Das konnte nicht sein. Er erinnerte sich an das Gefühl …
Er wagte kaum zu hoffen, als er es aus dem Sack ins Halbdunkel seiner Zelle zog und anstarrte.
Es war tatsächlich ein Buch.
Er las den Titel laut vor: »Die Geschichte der Allianz von Lor-Lordaeron.« Enthusiastisch griff er nach einem zweiten Buch, dann nach einem dritten. Es waren alles Werke über das Kriegshandwerk. Als er eines der Bücher aufschlug, fiel etwas auf den strohbedeckten Zellenboden. Es war ein kleines, mehrfach zusammengefaltetes Blatt Papier.
Neugierig – und wegen seiner großen Finger langsam – faltete er es auseinander. Es war ein Brief. Seine Lippen bewegten sich, aber er las nicht laut.
Lieber Thrall,
unser Lord B. hat befohlen, dass du diese Bücher haben sollst. Ich freue mich so für dich. Ich wusste nicht, dass du lesen lernen durftest. Er hat es mich lernen lassen, und ich lese sehr gerne. Ich vermisse dich und hoffe, dass es dir gut geht. Was sie mit dir im Hof machen, sieht aus, als würde es weh tun, aber ich hoffe, du bist in Ordnung. Ich würde gerne weiter mit dir reden. Willst du das auch? Wenn ja, schreibe eine Notiz auf die Rückseite dieses Blatts und lege es wieder gefaltet ins Buch zurück. Ich werde versuchen dich zu besuchen. Wenn das nicht klappt, suche du nach mir.
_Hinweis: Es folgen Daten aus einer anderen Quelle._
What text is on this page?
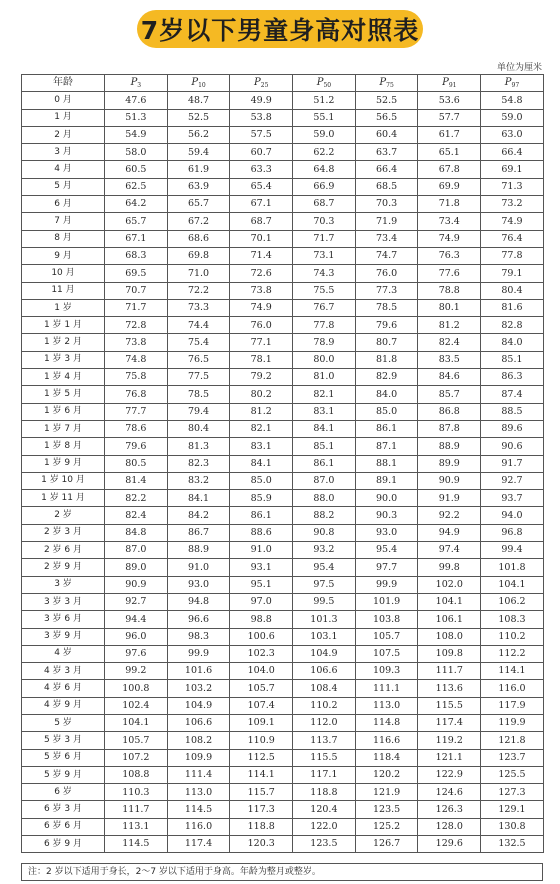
7岁以下男童身高对照表
单位为厘米
年龄	$P_3$	$P_{10}$	$P_{25}$	$P_{50}$	$P_{75}$	$P_{91}$	$P_{97}$
0 月	47.6	48.7	49.9	51.2	52.5	53.6	54.8
1 月	51.3	52.5	53.8	55.1	56.5	57.7	59.0
2 月	54.9	56.2	57.5	59.0	60.4	61.7	63.0
3 月	58.0	59.4	60.7	62.2	63.7	65.1	66.4
4 月	60.5	61.9	63.3	64.8	66.4	67.8	69.1
5 月	62.5	63.9	65.4	66.9	68.5	69.9	71.3
6 月	64.2	65.7	67.1	68.7	70.3	71.8	73.2
7 月	65.7	67.2	68.7	70.3	71.9	73.4	74.9
8 月	67.1	68.6	70.1	71.7	73.4	74.9	76.4
9 月	68.3	69.8	71.4	73.1	74.7	76.3	77.8
10 月	69.5	71.0	72.6	74.3	76.0	77.6	79.1
11 月	70.7	72.2	73.8	75.5	77.3	78.8	80.4
1 岁	71.7	73.3	74.9	76.7	78.5	80.1	81.6
1 岁 1 月	72.8	74.4	76.0	77.8	79.6	81.2	82.8
1 岁 2 月	73.8	75.4	77.1	78.9	80.7	82.4	84.0
1 岁 3 月	74.8	76.5	78.1	80.0	81.8	83.5	85.1
1 岁 4 月	75.8	77.5	79.2	81.0	82.9	84.6	86.3
1 岁 5 月	76.8	78.5	80.2	82.1	84.0	85.7	87.4
1 岁 6 月	77.7	79.4	81.2	83.1	85.0	86.8	88.5
1 岁 7 月	78.6	80.4	82.1	84.1	86.1	87.8	89.6
1 岁 8 月	79.6	81.3	83.1	85.1	87.1	88.9	90.6
1 岁 9 月	80.5	82.3	84.1	86.1	88.1	89.9	91.7
1 岁 10 月	81.4	83.2	85.0	87.0	89.1	90.9	92.7
1 岁 11 月	82.2	84.1	85.9	88.0	90.0	91.9	93.7
2 岁	82.4	84.2	86.1	88.2	90.3	92.2	94.0
2 岁 3 月	84.8	86.7	88.6	90.8	93.0	94.9	96.8
2 岁 6 月	87.0	88.9	91.0	93.2	95.4	97.4	99.4
2 岁 9 月	89.0	91.0	93.1	95.4	97.7	99.8	101.8
3 岁	90.9	93.0	95.1	97.5	99.9	102.0	104.1
3 岁 3 月	92.7	94.8	97.0	99.5	101.9	104.1	106.2
3 岁 6 月	94.4	96.6	98.8	101.3	103.8	106.1	108.3
3 岁 9 月	96.0	98.3	100.6	103.1	105.7	108.0	110.2
4 岁	97.6	99.9	102.3	104.9	107.5	109.8	112.2
4 岁 3 月	99.2	101.6	104.0	106.6	109.3	111.7	114.1
4 岁 6 月	100.8	103.2	105.7	108.4	111.1	113.6	116.0
4 岁 9 月	102.4	104.9	107.4	110.2	113.0	115.5	117.9
5 岁	104.1	106.6	109.1	112.0	114.8	117.4	119.9
5 岁 3 月	105.7	108.2	110.9	113.7	116.6	119.2	121.8
5 岁 6 月	107.2	109.9	112.5	115.5	118.4	121.1	123.7
5 岁 9 月	108.8	111.4	114.1	117.1	120.2	122.9	125.5
6 岁	110.3	113.0	115.7	118.8	121.9	124.6	127.3
6 岁 3 月	111.7	114.5	117.3	120.4	123.5	126.3	129.1
6 岁 6 月	113.1	116.0	118.8	122.0	125.2	128.0	130.8
6 岁 9 月	114.5	117.4	120.3	123.5	126.7	129.6	132.5
注：2 岁以下适用于身长，2～7 岁以下适用于身高。年龄为整月或整岁。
Ich bin das kleine Mädchen, das dir einmal zugewunken hat. Ich hoffe, du schreibst zurück!!!!
In Liebe,
Taretha
P.S.: Sage niemandem etwas über diesen Brief, oder wir kriegen GROSSE SCHWIERIGKEITEN!!!
Thrall setzte sich schwer hin. Er konnte kaum glauben, was er gerade gelesen hatte. Er erinnerte sich an das kleine Mädchen, hatte sich damals gefragt, weshalb es ihm gewunken hatte. Es kannte ihn offensichtlich … und mochte ihn. Wie konnte das sein? Wer war dieses Menschenkind?